2019.03.27

ふるさと風景

昔ながらのお酢ができるまで

お酢は、日本人にとって欠かせない調味料。その過程の一部を、約1年かけて取材しました。

田に苗を植え、稲の生育を見守る

日本の代表的なお酢である米酢は、その名の通りお米からつくられています。

お米をつくるのに数ヵ月。収穫されてから、どのようにしてお酢になるのか、昔ながらの製法を守っている醸造所で、その過程の一部を取材させていただくことができました。


ご協力いただいたのは、京都府宮津市にある飯尾醸造(いいおじょうぞう)。お米づくりからお酢の醸造までを行う、明治時代から続くお酢屋さんです。


春、飯尾醸造は標高が高い棚田で稲作を行います。

まだ少しばかり肌寒さを感じる棚田で、田植えに向けての種まきや田起しなどの準備が始まります。

まず、用水路の掃除や獣害対策の防柵の設置などの作業のあと、4月下旬からは、田んぼの補修、田起し、そしてようやく、5月中旬~下旬にかけて田植えが行われます。


田植えから2ヵ月ほど経つと、稲が青く茂り、毎日のように除草に追われます。

また、夏の変わりやすい天候や病気や害虫なども厄介です。稲が出穂するまで一切油断できず、ひと安心できるのは、精米のあとだそうです。




米を育て、酒を仕込み、酢をつくる。昔ながらのお酢づくりは、1年超の年月と手間暇によってつくられます。

麹から仕込む酒づくり

棚田に実りの秋が訪れた9月中旬。一面、黄金に色づく見事な稲穂の風景に、このお米がお酢になることがとても贅沢に思えました。

収穫後、穂掛けに稲を掛けて天日干しに。乾燥を終えると、ようやく脱穀です。

お酒づくりの蔵人(くらびと)であり、お米づくりも担当する伊藤浩二(いとうこうじ)さんは、「田んぼと向き合うことは、コントロールできないものとの闘いです」と語ります。

棚田の性格も一枚一枚違うそうで、問題があれば、日誌の記録から考察して対策を考え、「あとは稲の生命力を信じて見守るだけ」なのだと言います。


そして、冬。無事にお米の収穫を終えてやっとお酢づくり。

でも、お米はお酢になる前に、一度お酒になる、ということをご存じでしたか?

飯尾醸造では、お酒づくりも、自社の杜氏(とうじ)*と蔵人(くらびと)*によって行われます。

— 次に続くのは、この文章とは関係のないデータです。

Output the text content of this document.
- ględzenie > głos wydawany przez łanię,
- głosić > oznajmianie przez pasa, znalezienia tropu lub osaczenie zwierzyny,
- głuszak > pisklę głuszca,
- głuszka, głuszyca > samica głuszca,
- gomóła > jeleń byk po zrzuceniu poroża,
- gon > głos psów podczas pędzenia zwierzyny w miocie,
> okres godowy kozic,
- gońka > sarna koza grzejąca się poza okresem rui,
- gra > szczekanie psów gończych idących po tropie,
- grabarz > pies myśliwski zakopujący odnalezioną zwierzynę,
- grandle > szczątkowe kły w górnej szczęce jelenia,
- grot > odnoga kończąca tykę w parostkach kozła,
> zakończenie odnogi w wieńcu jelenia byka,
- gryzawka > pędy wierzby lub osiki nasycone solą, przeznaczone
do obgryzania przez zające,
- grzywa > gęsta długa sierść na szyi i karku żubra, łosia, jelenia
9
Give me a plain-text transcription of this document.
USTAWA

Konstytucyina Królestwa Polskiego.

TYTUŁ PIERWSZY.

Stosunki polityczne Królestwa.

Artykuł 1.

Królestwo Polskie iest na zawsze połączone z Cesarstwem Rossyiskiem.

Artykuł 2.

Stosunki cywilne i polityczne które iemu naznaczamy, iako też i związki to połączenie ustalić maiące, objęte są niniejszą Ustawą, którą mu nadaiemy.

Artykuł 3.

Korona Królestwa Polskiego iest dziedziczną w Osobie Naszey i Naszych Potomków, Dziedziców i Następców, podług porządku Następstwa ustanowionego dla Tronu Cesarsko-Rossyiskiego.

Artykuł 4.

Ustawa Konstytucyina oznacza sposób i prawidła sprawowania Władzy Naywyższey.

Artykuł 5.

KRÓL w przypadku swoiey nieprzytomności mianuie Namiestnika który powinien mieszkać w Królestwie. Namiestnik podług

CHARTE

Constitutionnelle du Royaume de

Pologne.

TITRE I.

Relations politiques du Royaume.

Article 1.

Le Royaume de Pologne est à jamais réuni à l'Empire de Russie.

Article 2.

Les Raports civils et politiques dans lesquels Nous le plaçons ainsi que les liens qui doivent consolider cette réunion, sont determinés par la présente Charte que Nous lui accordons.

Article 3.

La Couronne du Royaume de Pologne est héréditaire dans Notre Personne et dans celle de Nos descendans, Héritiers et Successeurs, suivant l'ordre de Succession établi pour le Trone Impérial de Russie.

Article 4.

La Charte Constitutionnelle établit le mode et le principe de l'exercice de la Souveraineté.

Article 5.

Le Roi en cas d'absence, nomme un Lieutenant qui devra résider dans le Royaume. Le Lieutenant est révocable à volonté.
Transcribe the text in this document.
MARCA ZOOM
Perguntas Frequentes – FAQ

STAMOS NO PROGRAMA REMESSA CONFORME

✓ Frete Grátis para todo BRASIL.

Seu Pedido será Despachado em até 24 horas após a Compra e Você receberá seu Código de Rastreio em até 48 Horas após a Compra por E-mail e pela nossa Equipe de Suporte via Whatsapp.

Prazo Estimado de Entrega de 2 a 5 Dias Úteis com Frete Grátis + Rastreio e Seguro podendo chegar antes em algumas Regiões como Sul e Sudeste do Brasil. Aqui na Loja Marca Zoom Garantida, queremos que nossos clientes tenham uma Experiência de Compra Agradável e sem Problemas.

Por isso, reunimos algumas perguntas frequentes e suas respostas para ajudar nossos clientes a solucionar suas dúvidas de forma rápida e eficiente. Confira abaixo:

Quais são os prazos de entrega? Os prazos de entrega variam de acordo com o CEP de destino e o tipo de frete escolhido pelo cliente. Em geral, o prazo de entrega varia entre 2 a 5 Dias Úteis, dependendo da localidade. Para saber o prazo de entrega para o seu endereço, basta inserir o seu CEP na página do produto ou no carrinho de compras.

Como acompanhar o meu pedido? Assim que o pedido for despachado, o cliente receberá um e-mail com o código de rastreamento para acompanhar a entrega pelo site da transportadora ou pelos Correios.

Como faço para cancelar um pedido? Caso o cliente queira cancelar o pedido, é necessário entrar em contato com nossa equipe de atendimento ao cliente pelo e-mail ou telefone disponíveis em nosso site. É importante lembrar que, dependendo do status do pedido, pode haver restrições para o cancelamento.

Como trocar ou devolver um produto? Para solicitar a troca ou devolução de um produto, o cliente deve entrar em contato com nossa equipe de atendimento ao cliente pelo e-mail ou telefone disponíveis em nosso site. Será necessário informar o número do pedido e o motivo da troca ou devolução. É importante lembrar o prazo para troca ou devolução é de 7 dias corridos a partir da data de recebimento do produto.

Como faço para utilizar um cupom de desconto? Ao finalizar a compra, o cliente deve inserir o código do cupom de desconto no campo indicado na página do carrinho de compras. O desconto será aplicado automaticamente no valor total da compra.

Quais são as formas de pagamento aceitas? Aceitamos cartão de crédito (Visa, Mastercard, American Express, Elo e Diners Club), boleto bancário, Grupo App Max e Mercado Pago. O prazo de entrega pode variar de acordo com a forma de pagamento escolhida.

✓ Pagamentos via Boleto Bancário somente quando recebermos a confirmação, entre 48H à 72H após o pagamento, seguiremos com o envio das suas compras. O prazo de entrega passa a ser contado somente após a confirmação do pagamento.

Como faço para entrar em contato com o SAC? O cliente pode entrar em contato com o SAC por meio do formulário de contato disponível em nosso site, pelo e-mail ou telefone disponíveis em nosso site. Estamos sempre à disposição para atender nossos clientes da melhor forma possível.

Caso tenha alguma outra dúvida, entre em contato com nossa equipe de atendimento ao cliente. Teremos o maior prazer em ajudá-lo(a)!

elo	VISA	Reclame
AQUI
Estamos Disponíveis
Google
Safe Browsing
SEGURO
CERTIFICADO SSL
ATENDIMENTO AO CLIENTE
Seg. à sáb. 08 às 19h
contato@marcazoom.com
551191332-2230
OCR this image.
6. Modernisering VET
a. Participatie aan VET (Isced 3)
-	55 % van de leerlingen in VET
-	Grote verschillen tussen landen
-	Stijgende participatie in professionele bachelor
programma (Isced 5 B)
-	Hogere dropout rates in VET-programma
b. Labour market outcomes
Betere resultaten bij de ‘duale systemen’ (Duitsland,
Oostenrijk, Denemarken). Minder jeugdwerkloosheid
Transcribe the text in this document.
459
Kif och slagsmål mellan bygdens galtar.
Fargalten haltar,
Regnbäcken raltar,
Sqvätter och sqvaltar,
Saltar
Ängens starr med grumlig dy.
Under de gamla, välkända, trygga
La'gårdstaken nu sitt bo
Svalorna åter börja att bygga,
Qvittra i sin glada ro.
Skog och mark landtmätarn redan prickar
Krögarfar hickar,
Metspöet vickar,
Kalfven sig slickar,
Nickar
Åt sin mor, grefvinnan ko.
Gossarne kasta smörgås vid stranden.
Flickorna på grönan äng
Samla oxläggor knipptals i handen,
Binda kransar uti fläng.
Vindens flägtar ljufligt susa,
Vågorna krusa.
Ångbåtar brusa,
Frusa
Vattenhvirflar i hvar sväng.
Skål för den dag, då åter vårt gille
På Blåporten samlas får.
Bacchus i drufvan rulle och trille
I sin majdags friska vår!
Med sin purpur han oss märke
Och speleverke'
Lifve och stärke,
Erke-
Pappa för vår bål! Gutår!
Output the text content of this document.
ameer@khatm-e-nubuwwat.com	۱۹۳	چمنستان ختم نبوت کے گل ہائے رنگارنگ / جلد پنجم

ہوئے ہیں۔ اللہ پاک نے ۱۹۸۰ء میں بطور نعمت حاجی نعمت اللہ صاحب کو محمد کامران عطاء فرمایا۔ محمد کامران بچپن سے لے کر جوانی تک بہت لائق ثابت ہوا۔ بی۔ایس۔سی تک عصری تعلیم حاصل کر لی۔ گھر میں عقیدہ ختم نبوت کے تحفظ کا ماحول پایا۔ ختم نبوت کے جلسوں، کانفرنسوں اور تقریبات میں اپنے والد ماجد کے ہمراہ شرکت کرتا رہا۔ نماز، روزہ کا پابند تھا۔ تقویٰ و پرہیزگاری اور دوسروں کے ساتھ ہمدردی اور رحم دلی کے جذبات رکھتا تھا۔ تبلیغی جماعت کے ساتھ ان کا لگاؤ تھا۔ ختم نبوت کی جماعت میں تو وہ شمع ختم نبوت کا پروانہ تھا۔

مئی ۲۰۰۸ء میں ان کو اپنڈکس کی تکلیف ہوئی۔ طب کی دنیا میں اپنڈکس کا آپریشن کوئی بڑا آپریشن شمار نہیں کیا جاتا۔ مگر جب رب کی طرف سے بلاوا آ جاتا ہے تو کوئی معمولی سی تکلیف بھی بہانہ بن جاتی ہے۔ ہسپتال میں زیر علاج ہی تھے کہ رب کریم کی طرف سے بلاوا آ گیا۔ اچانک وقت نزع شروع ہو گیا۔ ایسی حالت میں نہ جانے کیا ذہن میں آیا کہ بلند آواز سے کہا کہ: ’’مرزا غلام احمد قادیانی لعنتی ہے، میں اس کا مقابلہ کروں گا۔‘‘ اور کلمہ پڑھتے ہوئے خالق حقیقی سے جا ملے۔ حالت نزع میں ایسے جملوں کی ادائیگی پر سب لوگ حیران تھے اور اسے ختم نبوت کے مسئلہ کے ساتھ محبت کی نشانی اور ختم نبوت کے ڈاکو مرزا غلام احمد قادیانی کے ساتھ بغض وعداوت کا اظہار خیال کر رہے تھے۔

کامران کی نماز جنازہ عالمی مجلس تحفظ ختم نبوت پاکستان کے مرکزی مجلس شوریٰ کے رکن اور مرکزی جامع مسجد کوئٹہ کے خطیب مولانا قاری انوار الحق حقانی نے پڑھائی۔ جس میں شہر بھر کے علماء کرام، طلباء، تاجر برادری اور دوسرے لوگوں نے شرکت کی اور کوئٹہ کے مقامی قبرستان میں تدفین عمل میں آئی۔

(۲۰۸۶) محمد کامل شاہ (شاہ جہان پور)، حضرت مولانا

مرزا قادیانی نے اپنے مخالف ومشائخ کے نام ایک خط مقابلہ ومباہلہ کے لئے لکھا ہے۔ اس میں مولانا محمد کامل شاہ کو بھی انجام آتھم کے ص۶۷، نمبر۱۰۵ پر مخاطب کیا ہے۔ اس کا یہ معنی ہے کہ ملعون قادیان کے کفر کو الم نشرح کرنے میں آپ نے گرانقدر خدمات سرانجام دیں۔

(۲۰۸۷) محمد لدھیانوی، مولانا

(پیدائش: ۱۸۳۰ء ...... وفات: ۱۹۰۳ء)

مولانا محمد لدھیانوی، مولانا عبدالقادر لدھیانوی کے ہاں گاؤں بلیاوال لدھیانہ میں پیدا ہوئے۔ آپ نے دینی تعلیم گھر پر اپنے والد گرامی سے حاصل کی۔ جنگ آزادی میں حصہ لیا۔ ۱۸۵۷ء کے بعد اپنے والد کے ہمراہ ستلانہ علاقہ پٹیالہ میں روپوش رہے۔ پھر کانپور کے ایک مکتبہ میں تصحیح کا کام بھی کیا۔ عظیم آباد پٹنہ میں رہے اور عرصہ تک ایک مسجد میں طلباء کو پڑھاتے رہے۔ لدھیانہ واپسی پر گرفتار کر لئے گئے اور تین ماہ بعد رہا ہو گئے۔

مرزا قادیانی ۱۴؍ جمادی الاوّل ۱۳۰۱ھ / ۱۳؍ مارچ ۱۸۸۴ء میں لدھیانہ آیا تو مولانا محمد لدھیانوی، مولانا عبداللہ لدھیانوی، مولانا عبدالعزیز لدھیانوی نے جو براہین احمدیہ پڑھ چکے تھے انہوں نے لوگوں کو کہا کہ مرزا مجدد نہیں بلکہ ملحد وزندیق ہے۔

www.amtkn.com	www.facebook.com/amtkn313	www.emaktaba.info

麹づくり、酒母づくり、仕込みといったお酒づくりの過程は、飲むための日本酒とほぼ変らないのです。


約1ヵ月、深夜でも発酵の様子を確かめ、櫂*を入れることもあるというから大変です。

杜氏や蔵人に見守られ、「酢もともろみ」とも呼ばれるお酒ができあがります。これは、お酢をつくるためだけにつくられるお酒なのです。


*杜氏:お酒づくりの最高責任者/蔵人:お酒づくりの職人/酵母:糖分をアルコールに変える微生物/櫂:撹拌する道具




実際に棚田に触たことで、“日本の食卓の向こうには、自然の恵みを受け厳しさに耐える田畑が広がっている”という思いを強くしました。

1年中酢づくりは絶え間なく

約1ヵ月半のお酒づくりを終え、いよいよお酢の仕込みが始まります。

タンクに種酢と水、お酒を入れて40度に温め、他のタンクからの酢酸菌膜を植菌します。

「酢酸菌膜をきれいに広げて浮かべるのは、ちゃんと居ついてくれるか、とても緊張する作業です」と話すのは、蔵人の和田寛章(わだひろあき)さん。

2~3日後、タンクの表面を酢酸菌膜がびっしりと覆っているとひと安心。


酢酸菌のごきげんを伺い、活動を調整する。職人の経験・知識と、四季の気温や生きている菌との協働作業が、丁寧に行われています。

発酵が終わると熟成蔵に移され、さらに8~10ヵ月もの時間をかけて熟成。こうして昔ながらのお酢が完成するのです。


私たちが普段お店で手に入れられるお酢は、完成まで約3ヵ月。一方、昔ながらのお酢は1年半。原料のお米からなら約2年。

完成までにかかる時間と手間の差に驚きがありました。そこには、季節がはっきりしているからこその手間があります。

伝統的なものづくりに関わる方々の「安全でおいしいものを届けたい」という思いに感謝し、食を大切にしていきたいと思います。